By my late 20s I was working in Alice Brown’s yarn store (Macra-Weave Plus which was located in Windsor Heights on University Avenue and 73rd Street). Alice helped me to refine my knitting skills and I became obsessed with knitting, and started making sweaters. Yarn had become really exciting with lots of textures and brilliant colors. It was the early to mid 1980s and knitting had become popular again. Besides knitting, Alice also taught me how to treat customers with kindness and friendship. Every day we had a group of women come into the shop to sit, knit, and talk -- it was the beginning of what everyone calls a knit-along! I’ve been blessed by a few of the customers from Alice’s shop wandering into Knitted Together, and I’ve really enjoyed catching up!

About a year after Alice retired and closed her shop I turned my knitting interests into a job at Meredith Corporation (Better Home and Gardens). Eventually I got to do a knitting magazine called Knit It! and a crochet magazine called Simply Creative Crochet. I think doing those magazines may possibly be the best thing I could have done in my journey to becoming a shop owner. My knitting friendships with lots of incredible designers, my knitting skills and pattern editing, all have helped me to become a better knitting shop owner.

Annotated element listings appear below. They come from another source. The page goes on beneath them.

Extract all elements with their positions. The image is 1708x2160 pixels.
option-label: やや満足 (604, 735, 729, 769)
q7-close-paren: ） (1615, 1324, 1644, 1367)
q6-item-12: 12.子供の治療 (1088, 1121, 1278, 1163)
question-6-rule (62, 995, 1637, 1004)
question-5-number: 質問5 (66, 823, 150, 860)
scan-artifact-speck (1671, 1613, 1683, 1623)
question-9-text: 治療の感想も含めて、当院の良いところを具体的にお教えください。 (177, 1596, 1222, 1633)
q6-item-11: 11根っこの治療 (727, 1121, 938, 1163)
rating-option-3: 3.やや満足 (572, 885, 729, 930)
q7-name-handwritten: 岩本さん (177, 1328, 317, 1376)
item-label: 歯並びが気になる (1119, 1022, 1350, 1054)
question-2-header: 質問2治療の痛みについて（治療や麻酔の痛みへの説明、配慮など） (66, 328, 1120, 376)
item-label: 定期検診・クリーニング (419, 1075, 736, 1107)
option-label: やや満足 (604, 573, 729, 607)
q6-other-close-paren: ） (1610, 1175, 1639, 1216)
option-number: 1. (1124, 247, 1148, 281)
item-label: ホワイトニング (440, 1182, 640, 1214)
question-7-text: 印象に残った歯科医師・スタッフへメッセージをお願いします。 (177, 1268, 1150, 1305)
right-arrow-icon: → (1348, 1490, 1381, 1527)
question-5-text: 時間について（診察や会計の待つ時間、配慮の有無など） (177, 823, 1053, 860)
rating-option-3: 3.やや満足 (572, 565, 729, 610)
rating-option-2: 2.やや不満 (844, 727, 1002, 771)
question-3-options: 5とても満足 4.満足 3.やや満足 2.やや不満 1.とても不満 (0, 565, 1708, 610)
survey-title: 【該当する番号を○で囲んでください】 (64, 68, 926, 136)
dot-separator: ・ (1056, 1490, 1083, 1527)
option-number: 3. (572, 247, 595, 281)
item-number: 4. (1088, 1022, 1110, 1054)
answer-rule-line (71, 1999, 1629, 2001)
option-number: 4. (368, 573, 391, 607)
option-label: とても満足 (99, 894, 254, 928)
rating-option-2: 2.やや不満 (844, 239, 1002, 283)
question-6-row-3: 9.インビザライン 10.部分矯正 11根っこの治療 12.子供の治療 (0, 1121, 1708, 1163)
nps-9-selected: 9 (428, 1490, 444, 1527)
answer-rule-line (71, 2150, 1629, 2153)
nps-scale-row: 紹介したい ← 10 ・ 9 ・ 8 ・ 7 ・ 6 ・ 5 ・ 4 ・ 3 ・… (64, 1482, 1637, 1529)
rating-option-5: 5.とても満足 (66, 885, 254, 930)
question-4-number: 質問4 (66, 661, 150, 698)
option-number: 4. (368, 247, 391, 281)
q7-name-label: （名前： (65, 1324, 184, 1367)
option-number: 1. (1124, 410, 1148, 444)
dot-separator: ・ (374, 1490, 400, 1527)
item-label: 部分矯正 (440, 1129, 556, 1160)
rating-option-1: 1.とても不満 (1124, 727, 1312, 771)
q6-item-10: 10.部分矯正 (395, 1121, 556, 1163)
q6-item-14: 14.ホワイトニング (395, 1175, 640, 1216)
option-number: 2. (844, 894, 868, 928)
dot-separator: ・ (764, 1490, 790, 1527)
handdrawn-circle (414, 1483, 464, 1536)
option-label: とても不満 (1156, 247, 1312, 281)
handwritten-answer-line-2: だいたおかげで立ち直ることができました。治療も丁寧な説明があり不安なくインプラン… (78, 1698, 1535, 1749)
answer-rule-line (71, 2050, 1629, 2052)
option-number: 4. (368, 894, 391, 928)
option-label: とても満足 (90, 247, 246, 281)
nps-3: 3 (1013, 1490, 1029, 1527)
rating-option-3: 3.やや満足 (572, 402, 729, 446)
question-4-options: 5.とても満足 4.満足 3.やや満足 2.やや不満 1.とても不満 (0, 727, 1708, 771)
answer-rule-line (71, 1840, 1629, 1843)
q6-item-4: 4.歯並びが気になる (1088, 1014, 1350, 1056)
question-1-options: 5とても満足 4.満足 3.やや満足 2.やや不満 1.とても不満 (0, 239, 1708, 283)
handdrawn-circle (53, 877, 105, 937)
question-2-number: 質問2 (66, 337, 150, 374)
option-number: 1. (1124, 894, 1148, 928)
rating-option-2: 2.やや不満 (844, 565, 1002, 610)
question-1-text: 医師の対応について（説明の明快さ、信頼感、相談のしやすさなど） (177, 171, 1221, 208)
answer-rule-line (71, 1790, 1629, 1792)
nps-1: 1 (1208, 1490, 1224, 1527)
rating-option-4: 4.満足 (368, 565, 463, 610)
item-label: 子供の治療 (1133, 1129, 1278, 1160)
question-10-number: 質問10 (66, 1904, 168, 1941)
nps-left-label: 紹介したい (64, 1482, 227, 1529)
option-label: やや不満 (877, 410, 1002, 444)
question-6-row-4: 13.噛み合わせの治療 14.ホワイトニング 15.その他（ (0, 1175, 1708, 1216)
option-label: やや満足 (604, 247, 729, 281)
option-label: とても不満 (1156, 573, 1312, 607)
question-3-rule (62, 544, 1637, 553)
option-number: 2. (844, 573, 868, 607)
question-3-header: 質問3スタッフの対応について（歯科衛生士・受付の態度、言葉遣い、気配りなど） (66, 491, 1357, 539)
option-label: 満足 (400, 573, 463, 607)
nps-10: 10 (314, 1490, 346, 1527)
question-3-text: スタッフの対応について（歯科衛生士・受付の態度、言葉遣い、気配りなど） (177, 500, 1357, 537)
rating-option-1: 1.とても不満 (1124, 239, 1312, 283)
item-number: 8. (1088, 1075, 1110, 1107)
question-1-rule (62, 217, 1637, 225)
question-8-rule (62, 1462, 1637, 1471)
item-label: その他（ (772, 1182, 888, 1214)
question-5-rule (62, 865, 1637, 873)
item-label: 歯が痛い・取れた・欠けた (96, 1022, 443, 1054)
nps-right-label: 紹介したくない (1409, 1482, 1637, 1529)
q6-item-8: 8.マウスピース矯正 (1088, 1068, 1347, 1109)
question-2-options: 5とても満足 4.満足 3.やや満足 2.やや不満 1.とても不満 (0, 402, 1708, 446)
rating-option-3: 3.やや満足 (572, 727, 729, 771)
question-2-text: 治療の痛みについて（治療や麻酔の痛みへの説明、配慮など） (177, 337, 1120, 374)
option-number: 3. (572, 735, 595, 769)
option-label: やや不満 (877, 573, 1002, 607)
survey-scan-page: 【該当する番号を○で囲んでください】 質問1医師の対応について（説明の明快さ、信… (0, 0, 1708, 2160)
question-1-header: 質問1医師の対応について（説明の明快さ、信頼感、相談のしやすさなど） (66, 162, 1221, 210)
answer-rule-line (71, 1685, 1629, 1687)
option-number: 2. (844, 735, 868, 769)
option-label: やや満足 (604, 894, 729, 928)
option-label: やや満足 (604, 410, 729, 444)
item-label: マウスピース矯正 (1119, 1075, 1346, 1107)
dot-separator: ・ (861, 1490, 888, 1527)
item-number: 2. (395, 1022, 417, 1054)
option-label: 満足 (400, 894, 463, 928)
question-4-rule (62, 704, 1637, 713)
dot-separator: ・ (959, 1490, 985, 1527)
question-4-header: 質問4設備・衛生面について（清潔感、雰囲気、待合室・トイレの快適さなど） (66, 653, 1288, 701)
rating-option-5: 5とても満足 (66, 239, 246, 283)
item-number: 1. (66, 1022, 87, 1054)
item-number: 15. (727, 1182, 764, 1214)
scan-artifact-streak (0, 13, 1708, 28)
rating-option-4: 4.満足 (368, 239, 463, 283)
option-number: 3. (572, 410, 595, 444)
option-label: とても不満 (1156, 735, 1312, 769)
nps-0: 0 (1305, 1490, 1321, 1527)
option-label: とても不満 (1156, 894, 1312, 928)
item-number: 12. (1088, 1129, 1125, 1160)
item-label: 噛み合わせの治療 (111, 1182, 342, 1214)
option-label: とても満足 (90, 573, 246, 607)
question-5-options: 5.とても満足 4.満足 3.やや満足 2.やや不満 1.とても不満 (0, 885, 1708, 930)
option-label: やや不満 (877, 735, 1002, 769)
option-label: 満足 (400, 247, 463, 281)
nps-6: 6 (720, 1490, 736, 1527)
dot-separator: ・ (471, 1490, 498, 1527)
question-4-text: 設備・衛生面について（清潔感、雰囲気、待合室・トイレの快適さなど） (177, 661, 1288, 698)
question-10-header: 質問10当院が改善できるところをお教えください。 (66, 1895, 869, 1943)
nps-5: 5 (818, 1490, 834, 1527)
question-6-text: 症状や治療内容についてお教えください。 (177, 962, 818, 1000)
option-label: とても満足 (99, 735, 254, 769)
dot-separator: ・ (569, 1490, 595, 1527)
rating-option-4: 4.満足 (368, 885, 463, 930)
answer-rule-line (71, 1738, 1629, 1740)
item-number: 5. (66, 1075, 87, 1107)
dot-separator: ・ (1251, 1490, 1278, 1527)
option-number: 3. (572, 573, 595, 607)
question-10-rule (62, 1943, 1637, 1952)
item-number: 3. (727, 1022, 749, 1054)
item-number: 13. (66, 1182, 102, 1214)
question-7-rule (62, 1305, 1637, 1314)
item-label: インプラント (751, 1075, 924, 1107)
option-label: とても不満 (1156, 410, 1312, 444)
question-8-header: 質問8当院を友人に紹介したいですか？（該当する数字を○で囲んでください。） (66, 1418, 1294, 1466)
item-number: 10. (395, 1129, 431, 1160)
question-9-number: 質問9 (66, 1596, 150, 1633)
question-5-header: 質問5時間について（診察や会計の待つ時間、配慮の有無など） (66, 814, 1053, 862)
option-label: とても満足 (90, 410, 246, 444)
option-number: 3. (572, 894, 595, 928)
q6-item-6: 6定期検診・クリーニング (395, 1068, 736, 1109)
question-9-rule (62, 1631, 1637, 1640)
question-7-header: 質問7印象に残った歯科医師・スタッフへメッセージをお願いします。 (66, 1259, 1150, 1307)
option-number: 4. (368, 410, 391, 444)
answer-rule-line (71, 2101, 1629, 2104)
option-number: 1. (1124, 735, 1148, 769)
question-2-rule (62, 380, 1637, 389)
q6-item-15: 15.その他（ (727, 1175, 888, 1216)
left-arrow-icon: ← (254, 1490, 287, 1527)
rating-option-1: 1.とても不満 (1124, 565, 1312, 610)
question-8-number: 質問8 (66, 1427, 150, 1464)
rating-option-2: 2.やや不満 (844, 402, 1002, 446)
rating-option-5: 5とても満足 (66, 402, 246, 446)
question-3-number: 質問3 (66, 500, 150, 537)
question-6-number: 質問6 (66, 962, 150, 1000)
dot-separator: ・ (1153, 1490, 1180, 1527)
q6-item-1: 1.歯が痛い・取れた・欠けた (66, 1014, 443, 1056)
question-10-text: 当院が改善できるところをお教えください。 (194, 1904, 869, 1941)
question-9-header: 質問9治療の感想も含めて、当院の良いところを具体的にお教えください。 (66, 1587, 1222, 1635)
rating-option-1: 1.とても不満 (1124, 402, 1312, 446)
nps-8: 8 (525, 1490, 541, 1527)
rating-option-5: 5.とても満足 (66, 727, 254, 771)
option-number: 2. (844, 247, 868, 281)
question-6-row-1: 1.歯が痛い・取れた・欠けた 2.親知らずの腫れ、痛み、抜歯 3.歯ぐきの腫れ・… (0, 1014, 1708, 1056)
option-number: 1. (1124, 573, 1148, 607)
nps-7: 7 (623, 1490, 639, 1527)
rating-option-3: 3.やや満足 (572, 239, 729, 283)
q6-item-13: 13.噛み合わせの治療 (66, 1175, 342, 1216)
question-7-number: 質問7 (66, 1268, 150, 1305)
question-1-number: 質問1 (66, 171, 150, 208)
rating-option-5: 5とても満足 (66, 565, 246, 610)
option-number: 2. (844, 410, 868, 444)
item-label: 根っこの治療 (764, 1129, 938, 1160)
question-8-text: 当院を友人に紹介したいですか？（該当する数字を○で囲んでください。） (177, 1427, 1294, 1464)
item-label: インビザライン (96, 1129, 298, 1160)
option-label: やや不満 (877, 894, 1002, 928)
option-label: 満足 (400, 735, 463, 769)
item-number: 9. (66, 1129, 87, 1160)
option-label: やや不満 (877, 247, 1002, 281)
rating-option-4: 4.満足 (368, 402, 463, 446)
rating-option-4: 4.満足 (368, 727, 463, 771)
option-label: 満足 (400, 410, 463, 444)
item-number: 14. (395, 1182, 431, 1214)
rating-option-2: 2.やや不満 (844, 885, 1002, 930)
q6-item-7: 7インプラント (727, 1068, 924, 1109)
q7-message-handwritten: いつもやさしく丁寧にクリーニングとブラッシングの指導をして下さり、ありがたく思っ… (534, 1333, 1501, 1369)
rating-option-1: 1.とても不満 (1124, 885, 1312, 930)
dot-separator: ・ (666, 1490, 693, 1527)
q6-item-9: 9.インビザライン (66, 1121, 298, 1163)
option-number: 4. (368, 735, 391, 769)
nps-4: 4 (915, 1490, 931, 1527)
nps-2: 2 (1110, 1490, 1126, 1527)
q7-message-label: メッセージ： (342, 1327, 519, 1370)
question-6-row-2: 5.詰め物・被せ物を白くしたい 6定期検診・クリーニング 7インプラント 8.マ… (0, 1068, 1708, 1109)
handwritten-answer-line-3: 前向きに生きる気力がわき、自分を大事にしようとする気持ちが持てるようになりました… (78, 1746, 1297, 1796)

I can’t wait to tell you what I’m knitting these days. I’m planning to keep you posted weekly on my current favorites in patterns, books, tools and yarns. I’m also going to give you a weekly recipe that we like at our house plus lots more.

I hope you enjoy our first recipe. It’s one that we eat frequently for lunch and is pretty healthy.

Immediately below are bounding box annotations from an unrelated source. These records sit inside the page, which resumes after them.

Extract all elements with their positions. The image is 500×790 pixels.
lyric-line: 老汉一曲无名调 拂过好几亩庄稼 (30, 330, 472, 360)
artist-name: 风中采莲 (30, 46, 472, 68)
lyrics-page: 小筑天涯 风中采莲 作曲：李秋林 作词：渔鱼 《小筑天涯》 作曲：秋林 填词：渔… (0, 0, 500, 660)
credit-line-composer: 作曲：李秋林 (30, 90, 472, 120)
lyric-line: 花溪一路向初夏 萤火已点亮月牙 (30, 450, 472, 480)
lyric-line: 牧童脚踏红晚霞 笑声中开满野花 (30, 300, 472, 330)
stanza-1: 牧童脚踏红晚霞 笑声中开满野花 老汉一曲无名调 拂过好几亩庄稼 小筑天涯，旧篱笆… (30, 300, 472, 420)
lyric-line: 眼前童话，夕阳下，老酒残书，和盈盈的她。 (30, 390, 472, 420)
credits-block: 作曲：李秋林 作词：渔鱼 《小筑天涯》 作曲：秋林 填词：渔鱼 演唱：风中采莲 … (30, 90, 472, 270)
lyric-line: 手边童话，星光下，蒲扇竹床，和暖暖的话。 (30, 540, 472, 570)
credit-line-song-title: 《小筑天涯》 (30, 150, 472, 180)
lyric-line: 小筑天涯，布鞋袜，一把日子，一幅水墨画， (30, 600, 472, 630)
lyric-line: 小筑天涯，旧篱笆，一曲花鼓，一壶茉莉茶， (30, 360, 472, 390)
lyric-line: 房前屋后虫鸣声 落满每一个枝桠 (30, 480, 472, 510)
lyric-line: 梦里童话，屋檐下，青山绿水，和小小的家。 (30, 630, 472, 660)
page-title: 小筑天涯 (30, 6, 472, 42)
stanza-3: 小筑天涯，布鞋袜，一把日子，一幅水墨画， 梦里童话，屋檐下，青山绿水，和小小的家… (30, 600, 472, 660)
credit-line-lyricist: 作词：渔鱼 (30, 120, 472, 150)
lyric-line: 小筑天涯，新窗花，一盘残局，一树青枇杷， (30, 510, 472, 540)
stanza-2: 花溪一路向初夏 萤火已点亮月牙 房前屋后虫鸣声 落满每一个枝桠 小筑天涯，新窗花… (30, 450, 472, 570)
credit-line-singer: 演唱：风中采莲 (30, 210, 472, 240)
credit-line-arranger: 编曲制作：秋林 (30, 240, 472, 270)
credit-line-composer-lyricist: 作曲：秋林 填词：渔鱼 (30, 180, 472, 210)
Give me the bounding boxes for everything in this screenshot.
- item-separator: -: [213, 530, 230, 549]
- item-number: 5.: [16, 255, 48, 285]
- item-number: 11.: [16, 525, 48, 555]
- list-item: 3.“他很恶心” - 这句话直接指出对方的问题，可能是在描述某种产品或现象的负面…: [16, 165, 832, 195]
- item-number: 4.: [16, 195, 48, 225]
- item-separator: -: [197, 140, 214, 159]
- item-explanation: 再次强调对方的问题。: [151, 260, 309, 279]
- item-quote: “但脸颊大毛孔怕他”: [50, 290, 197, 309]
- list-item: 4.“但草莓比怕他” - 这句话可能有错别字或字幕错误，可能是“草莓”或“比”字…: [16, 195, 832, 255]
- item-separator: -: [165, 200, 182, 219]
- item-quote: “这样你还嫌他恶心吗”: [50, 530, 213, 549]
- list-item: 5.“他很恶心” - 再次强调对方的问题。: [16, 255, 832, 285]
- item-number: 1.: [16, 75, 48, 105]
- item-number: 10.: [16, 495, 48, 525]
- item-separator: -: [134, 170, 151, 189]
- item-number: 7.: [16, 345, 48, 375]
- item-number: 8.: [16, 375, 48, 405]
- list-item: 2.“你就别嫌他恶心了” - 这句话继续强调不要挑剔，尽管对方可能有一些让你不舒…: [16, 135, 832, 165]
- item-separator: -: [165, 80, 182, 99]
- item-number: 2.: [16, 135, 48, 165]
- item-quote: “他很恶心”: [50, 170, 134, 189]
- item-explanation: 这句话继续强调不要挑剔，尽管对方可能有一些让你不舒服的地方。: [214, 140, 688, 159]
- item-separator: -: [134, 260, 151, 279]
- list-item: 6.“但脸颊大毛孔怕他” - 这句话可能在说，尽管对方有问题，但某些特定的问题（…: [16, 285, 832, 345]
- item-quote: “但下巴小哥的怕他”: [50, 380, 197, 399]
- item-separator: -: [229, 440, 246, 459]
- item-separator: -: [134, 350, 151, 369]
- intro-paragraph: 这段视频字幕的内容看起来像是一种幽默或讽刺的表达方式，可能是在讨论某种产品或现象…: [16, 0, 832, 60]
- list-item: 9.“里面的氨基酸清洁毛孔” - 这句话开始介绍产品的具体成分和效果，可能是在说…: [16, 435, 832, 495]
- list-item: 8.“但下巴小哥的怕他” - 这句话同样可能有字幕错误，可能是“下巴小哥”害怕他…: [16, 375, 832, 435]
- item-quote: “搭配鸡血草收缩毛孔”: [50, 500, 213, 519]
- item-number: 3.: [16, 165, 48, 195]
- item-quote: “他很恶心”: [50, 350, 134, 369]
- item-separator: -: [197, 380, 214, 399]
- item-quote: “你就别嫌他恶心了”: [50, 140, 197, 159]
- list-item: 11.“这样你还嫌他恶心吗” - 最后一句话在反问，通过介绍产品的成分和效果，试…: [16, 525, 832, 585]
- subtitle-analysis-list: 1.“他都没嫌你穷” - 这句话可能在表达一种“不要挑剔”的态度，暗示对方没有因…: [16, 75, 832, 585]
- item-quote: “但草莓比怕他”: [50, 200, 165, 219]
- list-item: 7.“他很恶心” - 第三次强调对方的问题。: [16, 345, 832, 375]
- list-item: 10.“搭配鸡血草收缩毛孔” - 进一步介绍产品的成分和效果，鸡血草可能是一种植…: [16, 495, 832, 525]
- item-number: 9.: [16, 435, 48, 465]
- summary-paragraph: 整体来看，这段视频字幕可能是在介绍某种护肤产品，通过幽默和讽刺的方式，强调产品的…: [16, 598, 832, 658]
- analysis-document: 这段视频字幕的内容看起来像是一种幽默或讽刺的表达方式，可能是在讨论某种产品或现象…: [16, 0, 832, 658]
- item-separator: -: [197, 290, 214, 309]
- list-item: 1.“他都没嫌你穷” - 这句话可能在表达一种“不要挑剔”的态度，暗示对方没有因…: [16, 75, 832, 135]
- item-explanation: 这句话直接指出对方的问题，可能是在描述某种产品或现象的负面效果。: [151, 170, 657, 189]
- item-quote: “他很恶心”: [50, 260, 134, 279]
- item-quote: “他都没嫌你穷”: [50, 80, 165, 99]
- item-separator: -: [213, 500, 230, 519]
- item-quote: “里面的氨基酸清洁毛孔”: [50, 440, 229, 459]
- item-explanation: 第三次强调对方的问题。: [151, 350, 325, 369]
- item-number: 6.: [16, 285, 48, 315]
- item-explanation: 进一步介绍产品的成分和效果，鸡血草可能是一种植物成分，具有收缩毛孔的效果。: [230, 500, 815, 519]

Tim’s Chicken and Veggie Salad

Ingredients

      • One grilled chicken breast (we actually slice one breast into thin halves … they cook more even and quicker … then use one half per salad … you may want the whole breast)
      • Dice veggies to the size of your liking (medium size works best … remember this isn’t a lettuce salad). The following list is what we use:
        • Red peppers
        • Yellow peppers
        • Celery
        • Cucumber
        • Sweet red onion
        • Tomatoe chunks or cherry tomatoe halves
        • Avocado
      • Green olives and Kalamata olives
      • Cheese: (we use) Gorganzola crumbles, (you may like) feta crumbles, blue cheese crumbles, etc.
      • Brasswell’s Creamy Vidalia Onion dressing

We put the ingredients into a bowl that the salad would be served in as we cut and mix everything … then add the dressing and toss it together.